Data from Waterloo Regional Police shows that the majority of overdose deaths in 2018 have occurred in suburban parts of Kitchener, Waterloo and Cambridge.
On this map, green dots represent emergency calls for overdoses. Red dots represent overdose deaths.
As of April 26, there had been 13 overdose deaths in Waterloo Region, as well as 156 reported overdoses. Seven of the deaths occurred in Cambridge, five in Kitchener and one in Waterloo.
Both numbers are trending slightly below where they were one year ago. There has also been a decline in the number of reported overdoses every month dating back to December 2017.

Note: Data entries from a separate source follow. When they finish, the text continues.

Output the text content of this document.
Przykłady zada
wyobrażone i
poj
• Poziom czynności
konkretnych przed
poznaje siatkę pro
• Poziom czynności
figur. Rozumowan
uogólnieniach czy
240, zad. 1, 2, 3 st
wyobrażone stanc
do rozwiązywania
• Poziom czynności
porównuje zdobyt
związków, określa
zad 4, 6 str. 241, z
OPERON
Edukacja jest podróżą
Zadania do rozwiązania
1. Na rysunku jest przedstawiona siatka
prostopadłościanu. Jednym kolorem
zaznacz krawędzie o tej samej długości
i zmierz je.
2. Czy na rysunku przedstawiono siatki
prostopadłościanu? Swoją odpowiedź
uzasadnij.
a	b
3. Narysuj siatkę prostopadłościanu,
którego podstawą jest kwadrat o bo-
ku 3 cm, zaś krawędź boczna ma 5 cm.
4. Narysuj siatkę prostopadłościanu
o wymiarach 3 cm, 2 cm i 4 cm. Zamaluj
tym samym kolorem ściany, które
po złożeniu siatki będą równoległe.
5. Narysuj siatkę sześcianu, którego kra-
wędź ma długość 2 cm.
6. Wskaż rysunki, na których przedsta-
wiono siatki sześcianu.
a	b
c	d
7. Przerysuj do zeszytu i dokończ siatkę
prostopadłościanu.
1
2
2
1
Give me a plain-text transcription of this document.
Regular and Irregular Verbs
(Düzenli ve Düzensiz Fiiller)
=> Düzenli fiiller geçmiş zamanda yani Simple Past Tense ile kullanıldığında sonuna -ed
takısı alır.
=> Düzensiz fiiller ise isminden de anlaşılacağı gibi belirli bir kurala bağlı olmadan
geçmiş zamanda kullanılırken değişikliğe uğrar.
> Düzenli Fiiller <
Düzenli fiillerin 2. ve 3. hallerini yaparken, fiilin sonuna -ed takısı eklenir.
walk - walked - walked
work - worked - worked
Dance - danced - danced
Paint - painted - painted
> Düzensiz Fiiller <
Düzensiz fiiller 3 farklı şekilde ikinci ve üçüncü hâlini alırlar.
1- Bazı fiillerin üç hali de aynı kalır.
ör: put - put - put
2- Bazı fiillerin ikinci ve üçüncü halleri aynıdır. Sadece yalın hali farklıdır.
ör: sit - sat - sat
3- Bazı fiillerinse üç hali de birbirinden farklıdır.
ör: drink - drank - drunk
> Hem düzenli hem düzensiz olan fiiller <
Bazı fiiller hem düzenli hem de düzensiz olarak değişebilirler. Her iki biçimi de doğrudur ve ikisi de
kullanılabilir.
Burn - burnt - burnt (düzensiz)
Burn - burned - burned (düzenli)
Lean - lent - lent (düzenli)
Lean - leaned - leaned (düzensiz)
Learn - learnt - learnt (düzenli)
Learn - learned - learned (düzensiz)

While the cause of the decline is not known, police say it could be a sign that Naloxone distribution programs have been successful and opioid users have been revived after overdosing without intervention from emergency workers.
Naloxone was used by Waterloo Regional Police officers 11 times between Jan. 1 and April 26. The majority of reported overdose victims have been male, with more than half of all victims being between the ages of 25 and 39.
There were 580 overdoses reported in Waterloo Region in 2017, 71 of which were fatal.
The region was one of the first parts of Ontario to experience problems with fentanyl, which is often mixed with other drugs to produce a strong effect.
More recently, authorities have been warning of the increased presence of Carfentanil – a tasteless, odourless, colourless drug which is said to be 10,000 times more toxic than morphine and is normally used to sedate large animals.
A report prepared for the region’s police board says Carfentanil is now “prevalent” within Waterloo Region, leading to concern overdose numbers could climb further.